Is $E[X^2] = E[|X|^2]$?

Question

Let $X$ be a random variable with mean 0 and variance $\sigma^2$.

Then $E[X^2] = E[|X|^2]$ but when we write them as $$ E[X^2] = \text{Var}[X] + E[X]^2 = \sigma, $$ and $$ E[|X|^2] = \text{Var}[|X|] + E[|X|]^2, $$ they are not equal.

What is going on here, am I mistaken in thinking $E[X^2] = E[|X|^2]$?

Answer 1

There's nothing paradoxical about concluding $$ \text{Var}[X] + E[X]^2 = \text{Var}[|X|] + E[|X|]^2. $$

Intuitively, $\text{Var}[|X|]$ is (potentially) smaller than $\text{Var}[X]$ because the absolute value might erase or reduce the difference between some samples.

On the other hand, the magnitude of $E[|X|]$ is (potentially) larger than the magnitude of $E[X]$, because positive and negative values of $X$ tend to cancel each other out in $E[X]$ while they pull in the same direction in the case of $E[|X|]$.

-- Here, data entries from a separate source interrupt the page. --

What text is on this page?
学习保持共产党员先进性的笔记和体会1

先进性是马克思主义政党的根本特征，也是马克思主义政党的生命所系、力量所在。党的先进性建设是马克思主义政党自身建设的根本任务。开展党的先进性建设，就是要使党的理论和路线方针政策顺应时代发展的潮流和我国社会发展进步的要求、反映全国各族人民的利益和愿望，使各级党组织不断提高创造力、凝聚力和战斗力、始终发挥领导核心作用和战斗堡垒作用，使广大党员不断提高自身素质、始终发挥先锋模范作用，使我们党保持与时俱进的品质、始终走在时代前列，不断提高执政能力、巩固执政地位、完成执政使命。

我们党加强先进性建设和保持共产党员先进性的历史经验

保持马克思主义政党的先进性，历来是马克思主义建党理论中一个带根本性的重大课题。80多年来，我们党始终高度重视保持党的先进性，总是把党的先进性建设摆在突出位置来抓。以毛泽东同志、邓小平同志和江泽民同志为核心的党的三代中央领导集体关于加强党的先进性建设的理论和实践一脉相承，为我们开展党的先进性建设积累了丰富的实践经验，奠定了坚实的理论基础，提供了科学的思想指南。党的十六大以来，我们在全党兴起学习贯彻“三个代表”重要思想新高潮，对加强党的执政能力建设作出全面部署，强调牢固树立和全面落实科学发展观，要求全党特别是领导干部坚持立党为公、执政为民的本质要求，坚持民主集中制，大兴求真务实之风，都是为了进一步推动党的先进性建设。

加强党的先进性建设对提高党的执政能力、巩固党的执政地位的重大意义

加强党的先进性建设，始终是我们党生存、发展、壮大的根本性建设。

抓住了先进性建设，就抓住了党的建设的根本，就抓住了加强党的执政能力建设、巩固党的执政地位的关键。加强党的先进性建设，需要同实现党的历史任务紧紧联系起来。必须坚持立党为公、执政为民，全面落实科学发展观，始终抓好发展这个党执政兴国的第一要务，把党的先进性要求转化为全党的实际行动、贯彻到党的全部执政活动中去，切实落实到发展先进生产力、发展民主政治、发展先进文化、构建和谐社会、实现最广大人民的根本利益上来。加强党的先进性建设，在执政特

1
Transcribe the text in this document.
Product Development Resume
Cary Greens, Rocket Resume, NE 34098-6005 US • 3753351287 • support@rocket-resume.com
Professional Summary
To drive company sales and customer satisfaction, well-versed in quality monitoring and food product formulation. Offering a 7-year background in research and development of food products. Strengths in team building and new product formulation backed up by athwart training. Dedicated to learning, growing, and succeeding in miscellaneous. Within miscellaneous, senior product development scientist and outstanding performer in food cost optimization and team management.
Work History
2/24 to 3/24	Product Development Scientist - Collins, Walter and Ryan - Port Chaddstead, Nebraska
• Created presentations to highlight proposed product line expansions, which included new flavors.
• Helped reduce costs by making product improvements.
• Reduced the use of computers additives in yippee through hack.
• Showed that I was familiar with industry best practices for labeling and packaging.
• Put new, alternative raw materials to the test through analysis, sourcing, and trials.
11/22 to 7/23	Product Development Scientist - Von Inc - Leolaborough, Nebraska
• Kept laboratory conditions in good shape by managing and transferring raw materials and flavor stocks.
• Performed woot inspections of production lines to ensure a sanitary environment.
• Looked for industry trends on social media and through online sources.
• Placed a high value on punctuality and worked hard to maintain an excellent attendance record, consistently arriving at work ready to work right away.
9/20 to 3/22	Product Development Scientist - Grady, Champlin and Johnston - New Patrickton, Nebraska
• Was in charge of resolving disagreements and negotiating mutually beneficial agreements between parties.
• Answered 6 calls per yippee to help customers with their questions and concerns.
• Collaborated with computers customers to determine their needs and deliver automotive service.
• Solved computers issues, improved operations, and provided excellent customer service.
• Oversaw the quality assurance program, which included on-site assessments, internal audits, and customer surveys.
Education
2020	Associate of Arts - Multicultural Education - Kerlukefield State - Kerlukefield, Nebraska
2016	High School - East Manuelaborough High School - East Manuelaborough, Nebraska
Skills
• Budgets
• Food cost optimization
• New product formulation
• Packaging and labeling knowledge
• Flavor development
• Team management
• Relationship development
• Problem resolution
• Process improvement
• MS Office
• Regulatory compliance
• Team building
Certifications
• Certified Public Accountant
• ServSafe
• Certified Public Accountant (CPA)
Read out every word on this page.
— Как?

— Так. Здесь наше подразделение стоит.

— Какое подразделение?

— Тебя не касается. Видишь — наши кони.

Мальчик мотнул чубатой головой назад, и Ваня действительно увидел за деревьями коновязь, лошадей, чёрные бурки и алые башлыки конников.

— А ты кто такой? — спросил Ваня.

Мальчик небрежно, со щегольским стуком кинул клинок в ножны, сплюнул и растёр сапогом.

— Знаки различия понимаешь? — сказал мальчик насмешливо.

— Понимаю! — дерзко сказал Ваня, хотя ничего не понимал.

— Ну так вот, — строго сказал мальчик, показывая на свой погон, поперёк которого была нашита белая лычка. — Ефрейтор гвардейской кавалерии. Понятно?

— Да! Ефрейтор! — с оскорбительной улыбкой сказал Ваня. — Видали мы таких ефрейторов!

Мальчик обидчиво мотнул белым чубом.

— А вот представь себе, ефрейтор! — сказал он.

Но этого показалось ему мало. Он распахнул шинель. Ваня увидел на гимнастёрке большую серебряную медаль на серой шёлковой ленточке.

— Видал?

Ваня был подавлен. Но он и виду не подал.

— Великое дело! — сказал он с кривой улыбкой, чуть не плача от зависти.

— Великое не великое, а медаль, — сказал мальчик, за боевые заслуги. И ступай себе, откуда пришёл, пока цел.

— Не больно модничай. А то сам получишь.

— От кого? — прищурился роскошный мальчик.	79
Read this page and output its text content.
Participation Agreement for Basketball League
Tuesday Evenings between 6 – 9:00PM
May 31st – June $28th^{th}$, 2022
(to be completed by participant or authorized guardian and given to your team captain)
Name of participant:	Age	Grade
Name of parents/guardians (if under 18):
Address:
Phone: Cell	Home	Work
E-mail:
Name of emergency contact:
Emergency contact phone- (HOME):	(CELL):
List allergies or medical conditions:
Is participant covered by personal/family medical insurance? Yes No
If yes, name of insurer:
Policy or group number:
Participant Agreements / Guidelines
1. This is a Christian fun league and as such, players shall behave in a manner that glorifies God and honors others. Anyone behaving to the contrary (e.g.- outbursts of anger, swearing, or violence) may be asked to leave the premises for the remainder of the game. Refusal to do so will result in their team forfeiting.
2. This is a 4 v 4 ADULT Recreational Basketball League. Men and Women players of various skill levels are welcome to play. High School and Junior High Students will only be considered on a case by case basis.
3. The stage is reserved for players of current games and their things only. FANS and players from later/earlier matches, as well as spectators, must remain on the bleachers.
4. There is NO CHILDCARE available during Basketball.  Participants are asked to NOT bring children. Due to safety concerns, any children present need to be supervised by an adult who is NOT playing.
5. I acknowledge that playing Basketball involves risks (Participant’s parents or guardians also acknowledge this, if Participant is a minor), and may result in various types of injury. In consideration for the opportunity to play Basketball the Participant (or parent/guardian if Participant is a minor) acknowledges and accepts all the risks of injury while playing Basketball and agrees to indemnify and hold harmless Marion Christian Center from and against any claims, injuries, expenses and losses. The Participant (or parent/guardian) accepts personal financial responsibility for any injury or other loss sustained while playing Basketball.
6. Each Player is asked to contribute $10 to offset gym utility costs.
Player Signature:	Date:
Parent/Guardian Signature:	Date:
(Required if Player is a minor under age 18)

The conclusion above just says that these two opposite effects cancel each other out exactly.

Answer 2

The variance $\operatorname{Var}X$ is not necessarily equal to the variance $\operatorname{Var}|X|$ and $\operatorname EX$ is not necessarily equal to $\operatorname E|X|$ (they would be equal if $X\ge0$ almost surely). However, $$ \operatorname{Var}X+(\operatorname EX)^2=\operatorname{Var}|X|+(\operatorname E|X|)^2 $$ and $$ \operatorname EX^2=\operatorname E|X|^2. $$

Answer 3

Since $X^2=|X|^2$, if $E[X^2]$ exists then $E[X^2]=E[|X|^2]$, so if $\sigma_X$ is finite $\mu_X^2+\sigma_X^2=\mu_{|X|}^2+\sigma_{|X|}^2$.